3. KEBEBASAN DALAM TRADISI JAWA
3.1 Kebebasan dan Sikap Heteronomi Manusia Jawa
Sebagai awal telaah tentang paham kebebasan dalam pemikiran manusia Jawa, berikut ini penulis mencuplik dialog kecil antara seorang ayah dan seorang anaknya. “Wiriaatmadja menggelengkan kepalajna: ‘anak-anak sekarang pajah kita hendak mengertinja, pendapatnja selalu berlainan dengan kita; apa jang kita katakan baik, katajna tidak baik’. ‘Bukan begitu, bapa!’ kata Tuti pula menjambung kata ayahjna. ‘Bukan mereka sengadja selalu hendak bertentangan dengan orang-orang tua. Jang bertentangan itu hanjalah pendapatnja tentang bahagia, tentang arti hidup kita sebagai manusia.” Dialog kecil ini merupakan representasi yang sangat konkrit pemikiran manusia Jawa. Manusia Jawa seringkali diidentikkan dengan manusia yang memiliki corak pemikiran dan karakter tradisional dan tertutup terhadap aneka bentuk pembaharuan. Itu karena di dalam masyarakat Jawa atau di dalam panorama hidup manusia Jawa, terdapat sederetan norma. Maka ketika hendak melakukan sesuatu atau hendak melakukan penilaian terhadap suatu tindakan, pertanyaan pertama yang dicetuskan oleh manusia Jawa adalah: “apakah tindakan itu sesuai dengan norma yang berlaku atau tidak?”.
Seluruh hidup manusia Jawa diatur secara ketat oleh bermacam-macam peraturan, larangan, dan tabu. Kebebasan manusia Jawa untuk bertindak dan berpikirpun tak terlepaskan dari konteks hidup semacam ini. Manusia Jawa mengartikan bahwa sebuah tindakan dikatakan bebas jika sesuai dengan peraturan, larangan, dan tabu yang sedang berlaku. Dengan demikian, dalam hidup manusia Jawa, peraturan, larangan, dan tabu merupakan sesuatu yang sangat penting. Penting karena pada norma-norma itulah sebuah tindakan konkrit diukur dan dinilai baik atau buruk, bebas atau tidak bebas. Sikap seperti ini disebut heteronom. Artinya suatu sikap di mana manusia membiarkan diri diatur dari luar. Manusia tidak menentukan diri sesuai dengan apa yang dimengertinya dan disetujuinya. Sebaliknya manusia selalu menyesuaikan diri pada hukum, aturan-aturan, larangan-larangan, dan tabu-tabu yang berlaku dalam masyarakat. Penyesuaian itu bukan karena manusia mengerti dan menyetujui maksud norma-norma atau hukum-hukum tersebut, melainkan karena “asal saja” tindakan itu sesuai dengan hukum.
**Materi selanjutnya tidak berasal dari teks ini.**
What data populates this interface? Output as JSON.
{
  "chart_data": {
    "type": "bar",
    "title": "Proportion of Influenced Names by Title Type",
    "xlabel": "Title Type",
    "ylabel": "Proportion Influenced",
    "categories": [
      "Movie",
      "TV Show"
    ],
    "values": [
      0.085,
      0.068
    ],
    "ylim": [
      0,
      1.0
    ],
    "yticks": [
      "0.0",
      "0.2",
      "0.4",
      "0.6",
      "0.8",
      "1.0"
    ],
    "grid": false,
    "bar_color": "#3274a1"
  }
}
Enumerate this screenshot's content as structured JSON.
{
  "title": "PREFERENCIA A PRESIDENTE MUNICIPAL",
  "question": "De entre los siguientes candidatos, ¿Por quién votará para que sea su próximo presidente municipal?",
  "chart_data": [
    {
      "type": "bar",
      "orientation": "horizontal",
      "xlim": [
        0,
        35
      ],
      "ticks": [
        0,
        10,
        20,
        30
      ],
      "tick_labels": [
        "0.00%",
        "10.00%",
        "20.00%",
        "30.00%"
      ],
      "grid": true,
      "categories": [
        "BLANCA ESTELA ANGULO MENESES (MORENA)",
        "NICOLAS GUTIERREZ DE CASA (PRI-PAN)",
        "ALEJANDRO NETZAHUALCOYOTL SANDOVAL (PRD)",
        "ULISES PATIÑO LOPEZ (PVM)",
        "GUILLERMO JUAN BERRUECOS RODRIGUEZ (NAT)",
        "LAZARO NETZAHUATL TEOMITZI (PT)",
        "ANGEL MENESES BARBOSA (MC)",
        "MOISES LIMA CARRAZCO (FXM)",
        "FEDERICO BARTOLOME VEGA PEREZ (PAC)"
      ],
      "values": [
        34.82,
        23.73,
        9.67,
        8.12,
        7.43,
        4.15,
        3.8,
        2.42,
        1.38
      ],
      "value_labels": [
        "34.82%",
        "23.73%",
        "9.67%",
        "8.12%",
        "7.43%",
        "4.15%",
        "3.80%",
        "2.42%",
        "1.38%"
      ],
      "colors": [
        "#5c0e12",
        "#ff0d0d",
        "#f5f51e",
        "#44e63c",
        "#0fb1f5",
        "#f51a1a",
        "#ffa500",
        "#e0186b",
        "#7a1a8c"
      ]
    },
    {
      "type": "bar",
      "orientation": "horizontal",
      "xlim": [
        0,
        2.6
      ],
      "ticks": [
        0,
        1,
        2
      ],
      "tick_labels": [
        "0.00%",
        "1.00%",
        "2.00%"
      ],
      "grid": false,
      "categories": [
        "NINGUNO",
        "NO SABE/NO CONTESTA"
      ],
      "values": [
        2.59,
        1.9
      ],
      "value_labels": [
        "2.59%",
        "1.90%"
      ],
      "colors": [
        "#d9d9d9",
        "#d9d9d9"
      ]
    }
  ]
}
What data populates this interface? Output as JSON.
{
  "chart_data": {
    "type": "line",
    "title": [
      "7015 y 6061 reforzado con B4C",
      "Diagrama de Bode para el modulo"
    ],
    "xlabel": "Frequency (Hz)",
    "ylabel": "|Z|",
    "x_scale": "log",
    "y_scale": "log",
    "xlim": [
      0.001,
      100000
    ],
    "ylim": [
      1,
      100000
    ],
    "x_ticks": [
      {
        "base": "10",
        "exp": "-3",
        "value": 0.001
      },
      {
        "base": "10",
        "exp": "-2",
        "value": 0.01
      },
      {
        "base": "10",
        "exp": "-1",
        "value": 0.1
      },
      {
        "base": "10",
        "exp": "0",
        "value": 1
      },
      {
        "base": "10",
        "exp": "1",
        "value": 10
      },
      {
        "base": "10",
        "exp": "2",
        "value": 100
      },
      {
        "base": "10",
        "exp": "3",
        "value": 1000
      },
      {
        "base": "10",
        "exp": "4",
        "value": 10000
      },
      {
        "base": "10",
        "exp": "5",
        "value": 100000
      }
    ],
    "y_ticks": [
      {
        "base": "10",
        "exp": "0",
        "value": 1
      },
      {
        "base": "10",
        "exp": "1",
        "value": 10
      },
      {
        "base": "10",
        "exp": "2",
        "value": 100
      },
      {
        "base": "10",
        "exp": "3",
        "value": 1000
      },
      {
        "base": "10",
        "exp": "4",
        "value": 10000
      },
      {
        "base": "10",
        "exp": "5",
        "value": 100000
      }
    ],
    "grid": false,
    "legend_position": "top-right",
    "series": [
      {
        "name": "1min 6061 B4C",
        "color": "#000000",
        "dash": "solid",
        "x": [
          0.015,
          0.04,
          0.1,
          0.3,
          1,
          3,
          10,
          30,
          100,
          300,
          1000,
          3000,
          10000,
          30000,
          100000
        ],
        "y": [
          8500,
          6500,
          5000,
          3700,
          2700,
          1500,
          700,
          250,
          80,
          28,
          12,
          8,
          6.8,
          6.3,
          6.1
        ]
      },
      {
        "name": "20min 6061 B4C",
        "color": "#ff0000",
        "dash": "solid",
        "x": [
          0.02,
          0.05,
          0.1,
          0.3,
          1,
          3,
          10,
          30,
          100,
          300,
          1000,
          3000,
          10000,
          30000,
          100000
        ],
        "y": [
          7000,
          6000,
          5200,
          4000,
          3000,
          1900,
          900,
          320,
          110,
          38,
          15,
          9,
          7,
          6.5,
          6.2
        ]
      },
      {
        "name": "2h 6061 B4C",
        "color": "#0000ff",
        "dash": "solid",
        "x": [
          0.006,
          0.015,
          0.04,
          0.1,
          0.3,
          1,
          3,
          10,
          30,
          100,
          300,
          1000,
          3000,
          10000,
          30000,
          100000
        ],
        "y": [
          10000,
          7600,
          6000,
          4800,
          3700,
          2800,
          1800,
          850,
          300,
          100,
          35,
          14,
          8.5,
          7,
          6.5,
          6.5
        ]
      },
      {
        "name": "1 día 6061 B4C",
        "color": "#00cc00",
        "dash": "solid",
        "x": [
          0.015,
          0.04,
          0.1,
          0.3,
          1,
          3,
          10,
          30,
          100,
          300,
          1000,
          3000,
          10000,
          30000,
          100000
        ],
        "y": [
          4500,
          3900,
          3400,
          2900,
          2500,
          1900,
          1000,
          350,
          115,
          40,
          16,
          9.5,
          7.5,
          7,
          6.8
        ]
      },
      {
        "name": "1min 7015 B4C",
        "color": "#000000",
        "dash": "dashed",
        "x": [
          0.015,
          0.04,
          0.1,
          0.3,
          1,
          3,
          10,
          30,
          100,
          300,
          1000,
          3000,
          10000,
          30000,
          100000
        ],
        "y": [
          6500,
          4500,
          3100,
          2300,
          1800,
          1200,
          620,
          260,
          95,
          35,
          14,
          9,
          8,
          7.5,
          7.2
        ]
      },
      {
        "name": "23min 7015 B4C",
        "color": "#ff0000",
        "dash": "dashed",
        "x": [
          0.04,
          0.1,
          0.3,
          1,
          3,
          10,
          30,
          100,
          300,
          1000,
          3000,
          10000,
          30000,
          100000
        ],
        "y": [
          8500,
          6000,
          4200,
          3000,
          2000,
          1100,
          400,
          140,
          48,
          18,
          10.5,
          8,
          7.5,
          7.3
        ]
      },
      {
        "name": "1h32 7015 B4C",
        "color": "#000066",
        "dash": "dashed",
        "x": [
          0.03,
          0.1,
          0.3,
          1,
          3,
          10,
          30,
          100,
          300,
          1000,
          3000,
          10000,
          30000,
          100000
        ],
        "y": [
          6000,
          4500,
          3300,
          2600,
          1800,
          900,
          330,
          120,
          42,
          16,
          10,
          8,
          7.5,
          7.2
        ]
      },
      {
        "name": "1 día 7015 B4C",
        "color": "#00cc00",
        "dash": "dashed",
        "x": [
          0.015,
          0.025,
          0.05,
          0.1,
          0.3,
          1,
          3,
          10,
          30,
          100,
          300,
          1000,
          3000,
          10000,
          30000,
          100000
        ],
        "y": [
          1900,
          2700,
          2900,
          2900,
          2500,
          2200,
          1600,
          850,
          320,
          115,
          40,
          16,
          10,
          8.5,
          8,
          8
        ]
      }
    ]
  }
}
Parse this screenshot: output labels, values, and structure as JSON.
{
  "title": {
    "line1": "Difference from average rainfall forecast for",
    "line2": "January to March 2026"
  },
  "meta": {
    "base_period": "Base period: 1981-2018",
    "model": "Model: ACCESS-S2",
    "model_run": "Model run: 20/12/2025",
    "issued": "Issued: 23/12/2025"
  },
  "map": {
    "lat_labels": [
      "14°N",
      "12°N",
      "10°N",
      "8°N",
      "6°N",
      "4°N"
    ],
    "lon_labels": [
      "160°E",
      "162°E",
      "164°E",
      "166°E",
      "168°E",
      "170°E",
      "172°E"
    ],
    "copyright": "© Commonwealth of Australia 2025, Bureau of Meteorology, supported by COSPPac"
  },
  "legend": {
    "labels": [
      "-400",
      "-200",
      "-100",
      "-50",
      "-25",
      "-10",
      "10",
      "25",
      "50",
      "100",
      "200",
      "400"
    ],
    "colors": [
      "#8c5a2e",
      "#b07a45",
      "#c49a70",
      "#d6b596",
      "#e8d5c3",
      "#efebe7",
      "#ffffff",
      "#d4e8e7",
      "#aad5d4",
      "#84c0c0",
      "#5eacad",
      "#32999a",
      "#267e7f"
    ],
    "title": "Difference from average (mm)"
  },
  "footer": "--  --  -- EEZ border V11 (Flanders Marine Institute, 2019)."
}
3.2. Kebebasan dan Sikap “Rumangsan” Manusia Jawa
Manusia Jawa “rumangsan”, artinya perasa bahwa tindakannya selalu diperhatikan oleh sesamanya. Manusia Jawa adalah manusia yang takut terhadap penilaian negatif dari sesamanya. Oleh karenanya, manusia Jawa selalu “takut” untuk melakukan tindakan yang melanggar tatanan kesusilaan dan adat kesopanan. Rasa takut ini kemudian menggiring manusia Jawa dalam ranah ketidak-bebasan untuk bertindak. Pandangan bahwa sesama merupakan sumber pembicaraan yang memalukan dirinya, juga meniscayakan manusia Jawa menjadi pribadi yang takut untuk melakukan sesuatu secara terbuka.
Manusia Jawa, sebagaimana manusia pada umumnya, sebenarnya sangat menghendaki sebuah iklim kebebasan, di mana mereka dimungkinkan untuk bertindak dan mengaktualkan dirinya secara leluasa. Tetapi di sisi lain, di dalam hidupnya manusia Jawa tidak memiliki kemampuan untuk melepaskan diri dari “mitos” dan paradigma yang negatif tentang kehadiran sesama dalam hidupnya. Kondisi dilematis inilah yang akhirnya mengantarkan manusia Jawa kepada pemahaman bahwa manusia Jawa adalah makhluk yang sangat cerdik dalam menyembunyikan dan menutup-nutupi segala tindakan yang tidak dibenarkan oleh norma-norma yang berlaku. Karakter “rumangsan” dalam manusia Jawa hendak menggambarkan tipe kepribadian manusia yang belum otentik, belum mempunyai kemampuan untuk berpikir dan bertindak secara bebas.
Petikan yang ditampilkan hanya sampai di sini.